Though hybrid and work-from-home (WFH) delivery models are seen increasingly as the “new normal” of the CX industry, they are driving a wedge between buyers and providers.
Both sides of the negotiating table are clashing over the actual costs of remote delivery models, a symptom of the newness of such models and also of the tensions brought by rising inflation and a landscape of high economic uncertainty worldwide.
“Clients ignore them [WFH costs]. They believe that working from home means paying nothing for telcos,” said Miro Batista, CEO of Iterum Connections. “It’s difficult [contract negotiations], because clients always argue those costs; they expect them to be lower.”
Remote work has been pushed as the logical step for CX following the storm unleashed by the COVID-19 pandemic. It allowed the industry to continue operating during lockdowns, and now it is being heralded as an optimal option to deal with climbing operating costs.
Though cheaper –at least in theory–, remote work in CX came with unique costs. Pressured by a context of high inflation and the lingering hit of lockdowns, vendors have been pushed to increase their rates considerably, rising tensions in the negotiating table.
“When it comes to technology and remote work, clients have this perception of it being cheaper. You don’t have to pay rent or electricity, but there are other costs. It’s not cheaper; it’s as expensive [than a traditional model], or more costly sometimes,” commented Fabio Herrera, Senior Manager at DashBPO.
Costs Pile Up
The list of costs for a remote CX setup is not short. From cybersecurity to remote training and even potential legal fees, they pile up fast.
Cybersecurity management has grown into one of the most worrisome aspects of a WFH setup. A survey done by cybersec provider Tenable shows that 80% of security and business leaders consider that remote work has exposed them further to cybersecurity risks. In the same survey, 74% said that the implementation of too many new technologies during lockdown increased the impact of cyberattacks.
Though costly, cybersec for a remote setup is not an expense that businesses can ignore. IBM has described the fight against data breaches in companies as a “million-dollar race to detect and respond”. A study done by the IT giant puts the average cost of a data breach in 2021 around US$4.35 million for companies worldwide. For entities in the US, the cost jumps to US$9.44 million.
“When it comes to technology and remote work, clients have this perception of it being cheaper […] It’s not cheaper; it’s as expensive [than a traditional model], or more costly sometimes”—Fabio Herrera, Senior Manager at DashBPO.
Workforce management in a WFH setup also results in extra costs. Training has still to be done, even remotely. Supervision is still required too, and it can gobble more resources when done remotely. Industry players estimate that supervision in a traditional office setup can be done in a ratio of 1:15. In a remote delivery model, the ratio goes down to 1:10.
There’s also the question of providing specialized equipment and software licenses for employees working from home. Though not a universal must, the question keeps making its way into discussions in boardrooms and even government. Several US states require employees to pay for worker expenses even in a remote setup, and some Nearshore territories are giving thought to laws that would force bosses to pay at least for home-office Internet and electricity bills.
This might result in legal headaches for employers unwilling to fork out the cash. Amazon, for example, is currently involved in a lawsuit over reimbursement of expenses for one of its remote employees in California, an issue that experts see potentially exploding down the line.

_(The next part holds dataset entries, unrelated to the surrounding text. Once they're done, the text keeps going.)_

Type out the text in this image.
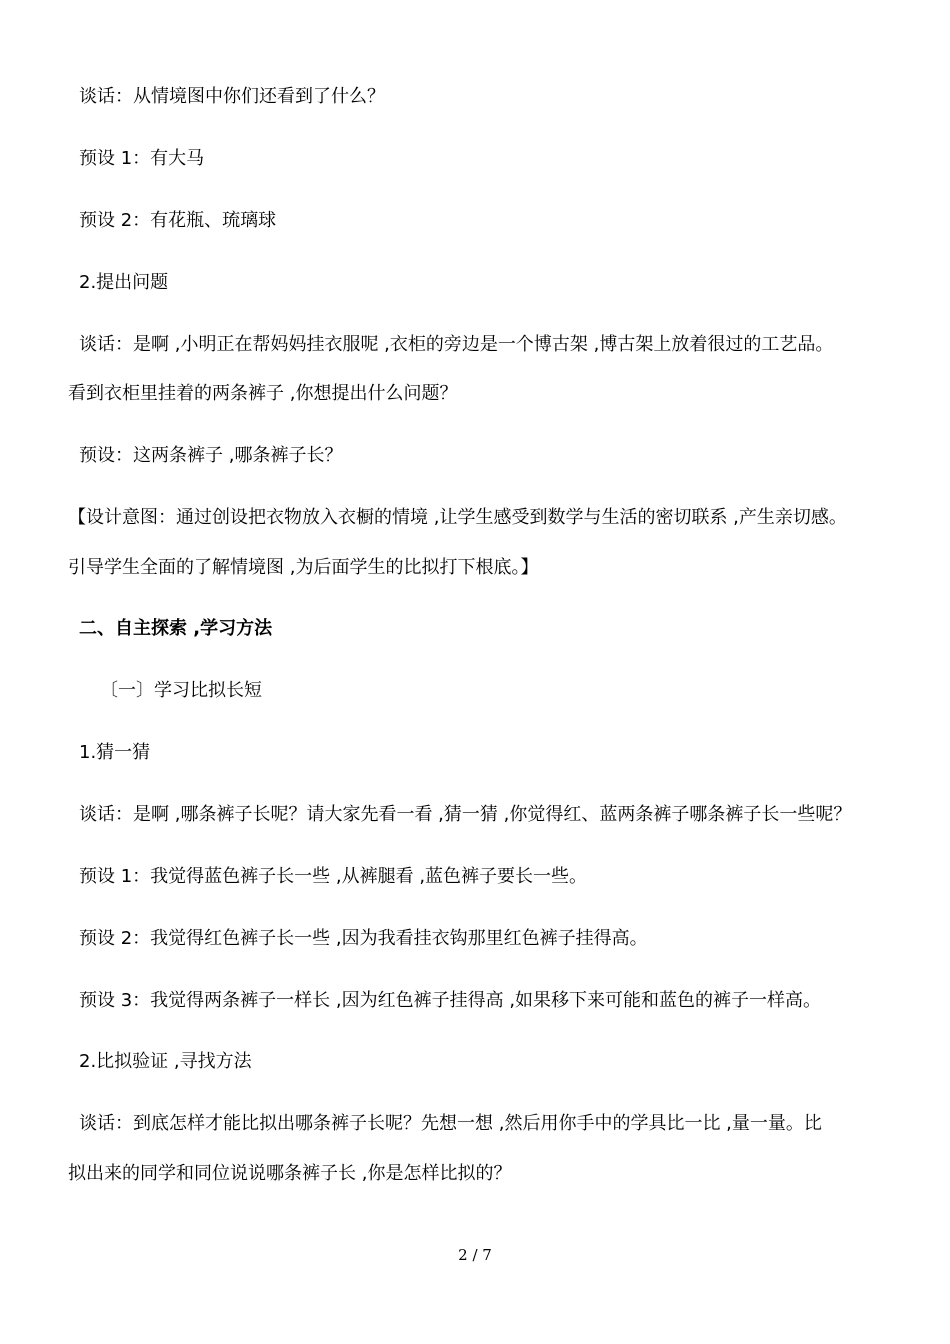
谈话：从情境图中你们还看到了什么？

预设 1：有大马

预设 2：有花瓶、琉璃球

2.提出问题

谈话：是啊 ,小明正在帮妈妈挂衣服呢 ,衣柜的旁边是一个博古架 ,博古架上放着很过的工艺品。

看到衣柜里挂着的两条裤子 ,你想提出什么问题？

预设：这两条裤子 ,哪条裤子长？

【设计意图：通过创设把衣物放入衣橱的情境 ,让学生感受到数学与生活的密切联系 ,产生亲切感。

引导学生全面的了解情境图 ,为后面学生的比拟打下根底。】

二、自主探索 ,学习方法

〔一〕学习比拟长短

1.猜一猜

谈话：是啊 ,哪条裤子长呢？请大家先看一看 ,猜一猜 ,你觉得红、蓝两条裤子哪条裤子长一些呢？

预设 1：我觉得蓝色裤子长一些 ,从裤腿看 ,蓝色裤子要长一些。

预设 2：我觉得红色裤子长一些 ,因为我看挂衣钩那里红色裤子挂得高。

预设 3：我觉得两条裤子一样长 ,因为红色裤子挂得高 ,如果移下来可能和蓝色的裤子一样高。

2.比拟验证 ,寻找方法

谈话：到底怎样才能比拟出哪条裤子长呢？先想一想 ,然后用你手中的学具比一比 ,量一量。比

拟出来的同学和同位说说哪条裤子长 ,你是怎样比拟的？

2 / 7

Although companies could avoid the trouble by returning to a traditional office setup –and some have been trying–, the cat is already out of the bag. A study done by SQM predicts that CX vendors will end up betting for a 60/40 or even 80/20 delivery model, with remote workers representing the bigger portion of the workforce.
Also, survey after survey shows that agents prefer a WFH or hybrid setup. Given CX’s alarmingly high rotation numbers and the increasing demand for customer service, employers find themselves practically forced into a remote delivery model if they want to keep talent around and catch up with demand.
Tech Isn’t Disruptive Enough
Several experts have put automation, cloud-based solutions and other tech tools as the best path to follow in a remote work delivery model, arguing that it will allow for smoother and cheaper operations.
Nevertheless, industry operators consulted by NSAM see little evidence of technology being a clear-cut solution for cost reduction.
Although technology could be of great help for a WFH setup, making it more cost effective, the fact is that other costs pile up, with wages being the main driver.
“Some costs are offset by others that didn’t exist before. Nevertheless, the trade-off is still positive in the bottom line. They’re not disruptive, though, because salaries are still the basis for costs,” said Fabián Saavedra, VP of Customer Care at DirecTv LATAM.
“You can only automate so much. There’s inflation. In our latest RFP, a couple weeks ago, we were within the top three proposals for costs. Even then, every provider had to push costs upward,” added Miro Batista.
Although the costs behind a WFH model have led to friction in the negotiating table, experts don’t see them necessarily leading to impasses. It’ll all come down to how providers justify their prices, the nature of the relationship with their clients and their willingness to be clear and transparent in their pricing.
“I guess it depends on whether providers are presenting cost information in a clear and transparent way. If there’s a good relationship, it’s something that can be sorted out with no issues,” said Saavedra.